Let’s start with what software engineering techniques could do to improve the situation. The main opportunity I see is for mistakes of the third kind. Index arithmetic could be eliminated altogether by abstracting it away. Most situations correspond to one of a handful of patterns, often called stencils, which could become functions or macros in a suitable domain-specific language. Another idea, applicable to legacy code, is to have code checking tools recognize stencils and small deviations from common stencils and point out potential mistakes - see this presentation at the recent 2nd Meeting on Testing and Verification for Computational Science.
Similar heuristic searches for potential mistakes could be applied to typos in variable names, though it is not sure that such reports would ultimately be useful. The real issue is the widespread use of short and similar variable names. A radical approach would be to ban them as part of a programming style guide, and have source code checkers flag violations of such a rule.
For the main source of mistakes, discrepancies between informal specification and implementation, software engineering approaches are totally hopeless in my opinion. After all, the programs are perfectly reasonable and consistent, they merely solve a problem that is different from the one they were written to solve. Given the current state of technology, the comparison between the two problem decriptions can only be done by human proofreading, as long as at least one problem description is informal. I suspect the best approach we have today is exactly what I described above - develop two independent implementations and compare.

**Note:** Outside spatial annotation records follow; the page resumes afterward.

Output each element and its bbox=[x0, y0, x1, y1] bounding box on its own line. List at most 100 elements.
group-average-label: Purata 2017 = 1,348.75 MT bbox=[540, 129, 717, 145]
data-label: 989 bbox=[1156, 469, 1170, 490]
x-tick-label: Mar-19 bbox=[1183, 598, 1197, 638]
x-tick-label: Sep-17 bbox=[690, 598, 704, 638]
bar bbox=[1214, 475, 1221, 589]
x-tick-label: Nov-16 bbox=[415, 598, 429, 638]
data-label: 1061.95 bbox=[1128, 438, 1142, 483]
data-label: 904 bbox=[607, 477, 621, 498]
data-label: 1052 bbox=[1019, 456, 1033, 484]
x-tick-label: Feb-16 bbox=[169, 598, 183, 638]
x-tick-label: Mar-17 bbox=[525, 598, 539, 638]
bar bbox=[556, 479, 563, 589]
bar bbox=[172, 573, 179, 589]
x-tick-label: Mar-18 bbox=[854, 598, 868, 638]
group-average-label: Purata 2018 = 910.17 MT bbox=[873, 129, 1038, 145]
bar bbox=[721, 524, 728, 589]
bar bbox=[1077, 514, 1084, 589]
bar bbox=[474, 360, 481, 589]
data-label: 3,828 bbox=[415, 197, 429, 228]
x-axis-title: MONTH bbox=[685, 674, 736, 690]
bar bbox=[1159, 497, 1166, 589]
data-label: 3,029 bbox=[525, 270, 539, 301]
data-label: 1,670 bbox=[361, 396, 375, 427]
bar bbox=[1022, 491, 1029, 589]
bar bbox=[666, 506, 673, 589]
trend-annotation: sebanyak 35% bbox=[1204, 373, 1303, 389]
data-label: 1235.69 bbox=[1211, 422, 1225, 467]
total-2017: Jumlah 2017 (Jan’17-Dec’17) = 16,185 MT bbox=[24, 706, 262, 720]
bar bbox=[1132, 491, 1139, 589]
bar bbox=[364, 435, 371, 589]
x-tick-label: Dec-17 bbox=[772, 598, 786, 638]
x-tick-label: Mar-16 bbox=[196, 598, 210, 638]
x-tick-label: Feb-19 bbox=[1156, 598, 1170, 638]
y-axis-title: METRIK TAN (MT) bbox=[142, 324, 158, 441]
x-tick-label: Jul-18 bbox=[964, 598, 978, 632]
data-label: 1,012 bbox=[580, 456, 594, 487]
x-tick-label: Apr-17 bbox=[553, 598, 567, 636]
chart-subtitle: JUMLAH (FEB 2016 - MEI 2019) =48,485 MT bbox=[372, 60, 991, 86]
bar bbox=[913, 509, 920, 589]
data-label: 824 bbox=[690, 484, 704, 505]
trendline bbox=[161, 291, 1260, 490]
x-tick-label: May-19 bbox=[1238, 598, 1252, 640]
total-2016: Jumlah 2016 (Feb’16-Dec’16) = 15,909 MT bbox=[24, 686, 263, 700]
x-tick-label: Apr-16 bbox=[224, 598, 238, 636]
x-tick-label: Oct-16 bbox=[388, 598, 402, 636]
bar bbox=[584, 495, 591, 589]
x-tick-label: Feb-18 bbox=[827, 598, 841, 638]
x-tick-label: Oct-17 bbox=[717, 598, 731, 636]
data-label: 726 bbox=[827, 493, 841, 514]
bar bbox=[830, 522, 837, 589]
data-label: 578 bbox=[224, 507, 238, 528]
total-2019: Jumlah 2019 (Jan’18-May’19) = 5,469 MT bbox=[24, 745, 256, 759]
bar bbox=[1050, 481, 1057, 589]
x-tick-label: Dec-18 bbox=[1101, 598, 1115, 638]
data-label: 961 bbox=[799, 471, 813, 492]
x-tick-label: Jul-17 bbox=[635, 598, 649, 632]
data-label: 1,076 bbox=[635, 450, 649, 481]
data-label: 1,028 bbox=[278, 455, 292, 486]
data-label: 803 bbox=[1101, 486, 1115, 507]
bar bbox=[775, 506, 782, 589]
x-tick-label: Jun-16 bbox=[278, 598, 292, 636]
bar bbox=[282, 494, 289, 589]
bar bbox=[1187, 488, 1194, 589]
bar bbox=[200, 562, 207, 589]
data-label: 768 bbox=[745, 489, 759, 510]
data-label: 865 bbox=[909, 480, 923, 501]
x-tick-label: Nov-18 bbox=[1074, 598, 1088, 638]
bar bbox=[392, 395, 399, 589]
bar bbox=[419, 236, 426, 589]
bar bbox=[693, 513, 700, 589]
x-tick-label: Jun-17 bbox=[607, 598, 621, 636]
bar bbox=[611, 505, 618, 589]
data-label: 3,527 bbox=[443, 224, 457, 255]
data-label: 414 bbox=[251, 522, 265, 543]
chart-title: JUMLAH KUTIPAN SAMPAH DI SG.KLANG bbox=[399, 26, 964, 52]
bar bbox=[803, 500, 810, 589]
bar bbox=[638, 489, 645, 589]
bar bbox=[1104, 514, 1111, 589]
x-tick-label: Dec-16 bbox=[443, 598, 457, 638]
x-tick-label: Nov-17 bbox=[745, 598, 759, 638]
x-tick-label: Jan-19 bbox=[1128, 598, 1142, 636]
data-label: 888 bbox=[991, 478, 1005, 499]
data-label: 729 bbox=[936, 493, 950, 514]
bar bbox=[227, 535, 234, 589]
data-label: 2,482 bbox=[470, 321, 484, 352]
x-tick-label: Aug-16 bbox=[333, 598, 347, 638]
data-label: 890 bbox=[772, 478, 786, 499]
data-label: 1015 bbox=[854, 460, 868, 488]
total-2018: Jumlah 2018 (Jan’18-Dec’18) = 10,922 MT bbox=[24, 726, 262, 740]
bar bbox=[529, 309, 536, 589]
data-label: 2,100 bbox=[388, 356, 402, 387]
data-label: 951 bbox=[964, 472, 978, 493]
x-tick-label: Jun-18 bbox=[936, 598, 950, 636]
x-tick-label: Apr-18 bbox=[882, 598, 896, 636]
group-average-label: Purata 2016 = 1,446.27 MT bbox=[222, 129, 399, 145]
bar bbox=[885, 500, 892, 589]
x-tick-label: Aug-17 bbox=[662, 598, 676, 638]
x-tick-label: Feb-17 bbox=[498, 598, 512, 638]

In the long run, we can work on reducing the gap between informal descriptions (papers, software documentations) and executable implementations. I vaguely remember hearing about people exploring the possibility of turning informal descriptions into formal specifications by natural language processing - if anyone has a reference, please leave a comment! But I am rather skeptical of this approach, and therefore I prefer to let humans make the move towards formal specifications. The human-computer interface for such specifications is what I call digital scientific notations, and I am currently working on developing such a notation for my corner of science, which is computational physics and chemistry.
Finally, let me point out that my experiments and their conclusion apply only to research code in the strict sense, i.e. code that was written to compute a result that is a priori unknown. Referring to my earlier post on software collapse, this is the fourth and project-specific layer of scientific software. When writing libraries and software tools that implement established methods for wider use, the situation is different because testing can be used much more effectively.